The Past, Present and Future of Biodiversity
- 8:45 a.m. to 11:30a.m. -
- $10 – $30
- All Ages
From molecules to biomes, biodiversity represents the cumulative biological diversity that has evolved during Earth’s 4.6-billion-year history. It has been estimated 100 million species call Earth home, but less than 2 million have been named so far. Biodiversity provides the raw material for sustaining life through various ecosystem services, including providing clean water, regulating climate and cycling nutrients. Biodiversity is vital to sustaining ecosystems and human well-being through crop pollination, medicine and recreation. Yet it is declining at a rate faster than any time in history, prompting scientists to work more rapidly to address the consequences of such changes.
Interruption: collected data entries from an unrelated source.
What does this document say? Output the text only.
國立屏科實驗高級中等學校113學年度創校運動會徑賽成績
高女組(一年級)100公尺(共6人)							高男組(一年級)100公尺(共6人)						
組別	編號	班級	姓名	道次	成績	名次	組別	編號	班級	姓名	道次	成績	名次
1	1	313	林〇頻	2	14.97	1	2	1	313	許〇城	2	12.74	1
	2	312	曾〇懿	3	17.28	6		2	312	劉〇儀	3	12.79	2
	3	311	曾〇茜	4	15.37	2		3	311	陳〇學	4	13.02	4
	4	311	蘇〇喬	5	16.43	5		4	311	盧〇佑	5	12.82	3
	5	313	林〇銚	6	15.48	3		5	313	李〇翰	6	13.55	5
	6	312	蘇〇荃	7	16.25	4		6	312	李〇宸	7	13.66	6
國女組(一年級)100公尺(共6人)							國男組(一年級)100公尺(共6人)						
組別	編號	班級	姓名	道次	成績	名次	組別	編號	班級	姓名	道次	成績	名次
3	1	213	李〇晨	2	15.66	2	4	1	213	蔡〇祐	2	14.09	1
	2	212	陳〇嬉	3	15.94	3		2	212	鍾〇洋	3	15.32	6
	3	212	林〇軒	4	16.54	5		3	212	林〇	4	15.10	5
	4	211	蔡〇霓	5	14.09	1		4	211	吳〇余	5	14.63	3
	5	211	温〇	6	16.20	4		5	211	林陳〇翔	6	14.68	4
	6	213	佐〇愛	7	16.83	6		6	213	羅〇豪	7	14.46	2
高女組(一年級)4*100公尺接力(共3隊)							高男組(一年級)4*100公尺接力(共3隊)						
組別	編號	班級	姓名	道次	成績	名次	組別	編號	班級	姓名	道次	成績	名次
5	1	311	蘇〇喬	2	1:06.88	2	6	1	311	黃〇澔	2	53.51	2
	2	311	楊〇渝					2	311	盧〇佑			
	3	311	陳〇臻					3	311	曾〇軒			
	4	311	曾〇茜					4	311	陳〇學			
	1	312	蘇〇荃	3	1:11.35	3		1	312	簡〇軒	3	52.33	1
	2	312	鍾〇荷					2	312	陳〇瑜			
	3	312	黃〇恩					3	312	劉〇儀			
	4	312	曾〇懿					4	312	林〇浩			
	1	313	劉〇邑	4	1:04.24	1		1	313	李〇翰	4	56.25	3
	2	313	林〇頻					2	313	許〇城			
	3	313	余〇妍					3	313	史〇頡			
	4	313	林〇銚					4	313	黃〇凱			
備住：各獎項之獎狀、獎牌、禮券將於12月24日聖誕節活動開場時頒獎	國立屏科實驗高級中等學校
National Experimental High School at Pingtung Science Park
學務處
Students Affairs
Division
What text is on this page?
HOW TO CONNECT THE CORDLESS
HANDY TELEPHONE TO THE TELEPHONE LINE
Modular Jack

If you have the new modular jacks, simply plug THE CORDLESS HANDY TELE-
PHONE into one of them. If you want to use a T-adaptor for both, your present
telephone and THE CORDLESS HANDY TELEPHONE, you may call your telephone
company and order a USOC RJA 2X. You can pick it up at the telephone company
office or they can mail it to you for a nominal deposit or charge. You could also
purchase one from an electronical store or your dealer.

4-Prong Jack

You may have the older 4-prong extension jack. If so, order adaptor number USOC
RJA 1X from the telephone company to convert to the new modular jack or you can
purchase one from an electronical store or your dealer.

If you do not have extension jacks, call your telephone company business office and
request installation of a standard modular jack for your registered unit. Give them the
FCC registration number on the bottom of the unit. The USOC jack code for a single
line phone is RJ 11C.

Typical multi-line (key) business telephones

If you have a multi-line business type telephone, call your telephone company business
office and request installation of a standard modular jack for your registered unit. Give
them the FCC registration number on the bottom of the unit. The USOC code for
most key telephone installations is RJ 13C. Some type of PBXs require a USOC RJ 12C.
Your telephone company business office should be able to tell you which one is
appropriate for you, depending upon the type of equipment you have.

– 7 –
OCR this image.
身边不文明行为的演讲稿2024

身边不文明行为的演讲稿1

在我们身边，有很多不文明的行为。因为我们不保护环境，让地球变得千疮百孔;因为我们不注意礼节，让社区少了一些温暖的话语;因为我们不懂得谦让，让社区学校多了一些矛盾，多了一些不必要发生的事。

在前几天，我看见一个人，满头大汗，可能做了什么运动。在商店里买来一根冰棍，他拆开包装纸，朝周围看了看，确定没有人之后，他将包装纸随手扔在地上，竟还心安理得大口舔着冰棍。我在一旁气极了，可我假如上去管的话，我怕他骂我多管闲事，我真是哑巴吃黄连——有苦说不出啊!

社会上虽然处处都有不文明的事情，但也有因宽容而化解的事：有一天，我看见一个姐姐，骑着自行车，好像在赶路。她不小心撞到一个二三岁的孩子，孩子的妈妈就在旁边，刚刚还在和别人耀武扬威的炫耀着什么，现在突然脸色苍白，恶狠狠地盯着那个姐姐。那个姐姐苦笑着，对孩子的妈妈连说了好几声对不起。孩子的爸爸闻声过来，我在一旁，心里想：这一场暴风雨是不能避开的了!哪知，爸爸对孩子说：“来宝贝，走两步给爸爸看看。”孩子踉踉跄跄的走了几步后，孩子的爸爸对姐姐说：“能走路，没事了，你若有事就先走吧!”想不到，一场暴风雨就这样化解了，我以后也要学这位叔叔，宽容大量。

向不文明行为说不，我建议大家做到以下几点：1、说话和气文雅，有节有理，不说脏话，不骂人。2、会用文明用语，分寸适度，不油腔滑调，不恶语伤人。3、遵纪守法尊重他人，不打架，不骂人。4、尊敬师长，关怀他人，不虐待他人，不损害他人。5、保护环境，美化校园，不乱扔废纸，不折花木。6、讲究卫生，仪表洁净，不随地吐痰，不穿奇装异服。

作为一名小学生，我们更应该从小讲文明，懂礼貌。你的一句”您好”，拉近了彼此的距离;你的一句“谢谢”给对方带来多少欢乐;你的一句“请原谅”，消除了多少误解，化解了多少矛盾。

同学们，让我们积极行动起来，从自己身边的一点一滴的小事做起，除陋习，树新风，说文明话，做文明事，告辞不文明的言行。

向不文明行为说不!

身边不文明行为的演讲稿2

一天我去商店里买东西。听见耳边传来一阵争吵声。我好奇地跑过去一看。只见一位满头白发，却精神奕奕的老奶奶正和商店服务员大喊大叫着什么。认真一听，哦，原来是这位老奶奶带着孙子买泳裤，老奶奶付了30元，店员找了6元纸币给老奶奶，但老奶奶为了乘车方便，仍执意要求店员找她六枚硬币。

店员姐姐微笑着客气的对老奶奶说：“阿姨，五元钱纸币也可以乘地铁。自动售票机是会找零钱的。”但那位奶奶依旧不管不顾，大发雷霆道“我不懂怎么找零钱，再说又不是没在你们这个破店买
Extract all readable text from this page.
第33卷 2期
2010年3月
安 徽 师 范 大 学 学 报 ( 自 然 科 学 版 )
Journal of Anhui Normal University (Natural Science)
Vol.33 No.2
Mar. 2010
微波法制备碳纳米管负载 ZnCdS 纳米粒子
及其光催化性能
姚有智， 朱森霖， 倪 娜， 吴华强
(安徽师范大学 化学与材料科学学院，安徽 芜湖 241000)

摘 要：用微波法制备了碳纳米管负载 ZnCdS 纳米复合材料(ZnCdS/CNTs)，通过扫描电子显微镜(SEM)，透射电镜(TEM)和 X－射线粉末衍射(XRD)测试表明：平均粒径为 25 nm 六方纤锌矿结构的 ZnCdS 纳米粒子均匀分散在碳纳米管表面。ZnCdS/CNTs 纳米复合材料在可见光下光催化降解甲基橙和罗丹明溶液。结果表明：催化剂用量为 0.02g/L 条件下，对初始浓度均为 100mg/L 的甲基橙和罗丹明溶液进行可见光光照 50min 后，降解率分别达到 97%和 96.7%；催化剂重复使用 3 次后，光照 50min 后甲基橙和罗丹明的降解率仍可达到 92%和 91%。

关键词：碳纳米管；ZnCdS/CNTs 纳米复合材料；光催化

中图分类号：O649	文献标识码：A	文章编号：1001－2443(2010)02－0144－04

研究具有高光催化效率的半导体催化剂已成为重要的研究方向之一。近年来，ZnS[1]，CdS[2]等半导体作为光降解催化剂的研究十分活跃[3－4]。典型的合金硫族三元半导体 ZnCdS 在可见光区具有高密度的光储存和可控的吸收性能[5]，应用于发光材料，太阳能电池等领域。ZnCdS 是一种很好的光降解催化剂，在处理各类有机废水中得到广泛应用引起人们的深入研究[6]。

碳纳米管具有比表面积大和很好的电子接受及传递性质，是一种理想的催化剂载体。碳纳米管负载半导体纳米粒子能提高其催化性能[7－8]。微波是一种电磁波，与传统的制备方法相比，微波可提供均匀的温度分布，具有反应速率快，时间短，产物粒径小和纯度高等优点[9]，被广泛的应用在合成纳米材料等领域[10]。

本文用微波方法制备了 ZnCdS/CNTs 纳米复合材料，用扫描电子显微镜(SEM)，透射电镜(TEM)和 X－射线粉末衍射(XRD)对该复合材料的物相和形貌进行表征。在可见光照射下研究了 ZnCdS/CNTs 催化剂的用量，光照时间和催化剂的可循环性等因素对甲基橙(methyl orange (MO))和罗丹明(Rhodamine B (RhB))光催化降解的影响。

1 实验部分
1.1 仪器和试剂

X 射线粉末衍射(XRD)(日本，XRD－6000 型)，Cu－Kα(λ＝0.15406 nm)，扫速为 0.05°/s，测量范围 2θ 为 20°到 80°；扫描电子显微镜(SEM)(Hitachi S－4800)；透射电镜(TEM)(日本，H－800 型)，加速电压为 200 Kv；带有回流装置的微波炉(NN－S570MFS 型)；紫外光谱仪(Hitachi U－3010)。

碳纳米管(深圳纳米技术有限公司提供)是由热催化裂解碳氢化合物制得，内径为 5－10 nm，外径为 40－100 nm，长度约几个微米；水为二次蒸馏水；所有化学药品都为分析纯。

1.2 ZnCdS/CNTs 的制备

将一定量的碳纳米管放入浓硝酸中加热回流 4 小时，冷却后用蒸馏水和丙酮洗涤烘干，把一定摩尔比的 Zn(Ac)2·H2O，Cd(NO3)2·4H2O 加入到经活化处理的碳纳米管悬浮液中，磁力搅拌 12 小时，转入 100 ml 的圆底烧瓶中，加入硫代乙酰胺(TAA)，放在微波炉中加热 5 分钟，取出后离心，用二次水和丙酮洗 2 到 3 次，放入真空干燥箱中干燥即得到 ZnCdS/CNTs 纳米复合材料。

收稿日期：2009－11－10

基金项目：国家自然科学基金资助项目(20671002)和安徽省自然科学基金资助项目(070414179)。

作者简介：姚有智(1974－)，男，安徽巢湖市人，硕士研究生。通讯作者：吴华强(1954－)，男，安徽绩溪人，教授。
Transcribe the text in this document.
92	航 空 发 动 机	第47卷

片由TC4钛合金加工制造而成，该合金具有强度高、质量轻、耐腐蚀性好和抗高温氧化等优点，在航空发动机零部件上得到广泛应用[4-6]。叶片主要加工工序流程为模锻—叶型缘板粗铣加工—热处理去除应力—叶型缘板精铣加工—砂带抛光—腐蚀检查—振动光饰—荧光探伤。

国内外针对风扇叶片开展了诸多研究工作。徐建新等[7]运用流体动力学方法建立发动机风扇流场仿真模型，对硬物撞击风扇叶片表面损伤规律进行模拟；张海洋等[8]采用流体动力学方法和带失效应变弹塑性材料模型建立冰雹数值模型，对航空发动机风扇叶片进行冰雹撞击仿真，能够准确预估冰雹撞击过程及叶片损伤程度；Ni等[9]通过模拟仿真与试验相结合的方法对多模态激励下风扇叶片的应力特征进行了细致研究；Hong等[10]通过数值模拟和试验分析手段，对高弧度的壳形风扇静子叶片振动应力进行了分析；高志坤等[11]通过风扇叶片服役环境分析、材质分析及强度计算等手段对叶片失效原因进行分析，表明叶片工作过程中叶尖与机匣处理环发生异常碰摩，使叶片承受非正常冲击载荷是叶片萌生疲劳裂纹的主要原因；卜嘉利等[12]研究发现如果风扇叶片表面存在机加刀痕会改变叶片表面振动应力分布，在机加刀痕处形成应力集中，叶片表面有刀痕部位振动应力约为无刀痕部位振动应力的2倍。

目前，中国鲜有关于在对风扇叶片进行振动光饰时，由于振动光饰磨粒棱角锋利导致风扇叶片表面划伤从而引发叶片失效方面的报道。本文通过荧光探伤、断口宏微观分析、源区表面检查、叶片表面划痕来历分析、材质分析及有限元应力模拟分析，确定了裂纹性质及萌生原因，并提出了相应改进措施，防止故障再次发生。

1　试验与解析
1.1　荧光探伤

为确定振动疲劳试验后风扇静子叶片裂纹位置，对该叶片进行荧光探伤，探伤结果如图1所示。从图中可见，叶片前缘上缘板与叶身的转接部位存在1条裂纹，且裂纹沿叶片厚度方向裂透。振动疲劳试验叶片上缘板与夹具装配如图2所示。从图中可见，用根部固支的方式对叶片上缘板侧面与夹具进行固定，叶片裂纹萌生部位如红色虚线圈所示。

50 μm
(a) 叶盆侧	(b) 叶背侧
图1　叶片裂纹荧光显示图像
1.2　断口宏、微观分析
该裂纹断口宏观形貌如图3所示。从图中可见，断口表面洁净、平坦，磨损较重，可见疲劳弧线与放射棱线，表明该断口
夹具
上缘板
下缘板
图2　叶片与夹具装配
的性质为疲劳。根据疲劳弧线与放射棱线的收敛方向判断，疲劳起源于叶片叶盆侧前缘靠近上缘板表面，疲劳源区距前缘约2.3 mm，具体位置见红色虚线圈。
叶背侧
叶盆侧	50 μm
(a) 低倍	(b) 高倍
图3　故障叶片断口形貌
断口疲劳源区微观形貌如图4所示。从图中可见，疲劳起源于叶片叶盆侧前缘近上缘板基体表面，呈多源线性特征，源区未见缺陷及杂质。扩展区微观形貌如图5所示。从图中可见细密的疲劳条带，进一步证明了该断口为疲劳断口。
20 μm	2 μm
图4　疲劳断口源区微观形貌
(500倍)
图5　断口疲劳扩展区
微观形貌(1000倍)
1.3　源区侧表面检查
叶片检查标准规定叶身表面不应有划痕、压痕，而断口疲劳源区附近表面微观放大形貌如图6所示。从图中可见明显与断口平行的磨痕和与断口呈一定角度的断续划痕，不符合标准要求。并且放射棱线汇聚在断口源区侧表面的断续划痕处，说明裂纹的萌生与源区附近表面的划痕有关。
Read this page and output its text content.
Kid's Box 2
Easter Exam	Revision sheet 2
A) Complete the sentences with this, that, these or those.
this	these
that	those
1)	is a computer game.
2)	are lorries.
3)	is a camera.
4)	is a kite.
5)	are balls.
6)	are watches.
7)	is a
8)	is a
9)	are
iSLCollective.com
In this two-week forum, Assistant Professor of Biology Daniel Hughes will offer an overview of biodiversity research, from the origins of conservation biology to the contemporary climate and extinction crises. In the first session, we will define biodiversity, discuss what we know about past changes in biodiversity and examine the current state of global biodiversity. The second presentation will explore case studies from around the globe about how biodiversity changes and the conservation efforts that are rescuing species from the brink. Integrating his own research on biodiversity in Central Africa and eastern Iowa, Dr. Hughes will provide a variety of examples and perspectives about the range of threats to biodiversity and the actions that can be taken to conserve species for future generations.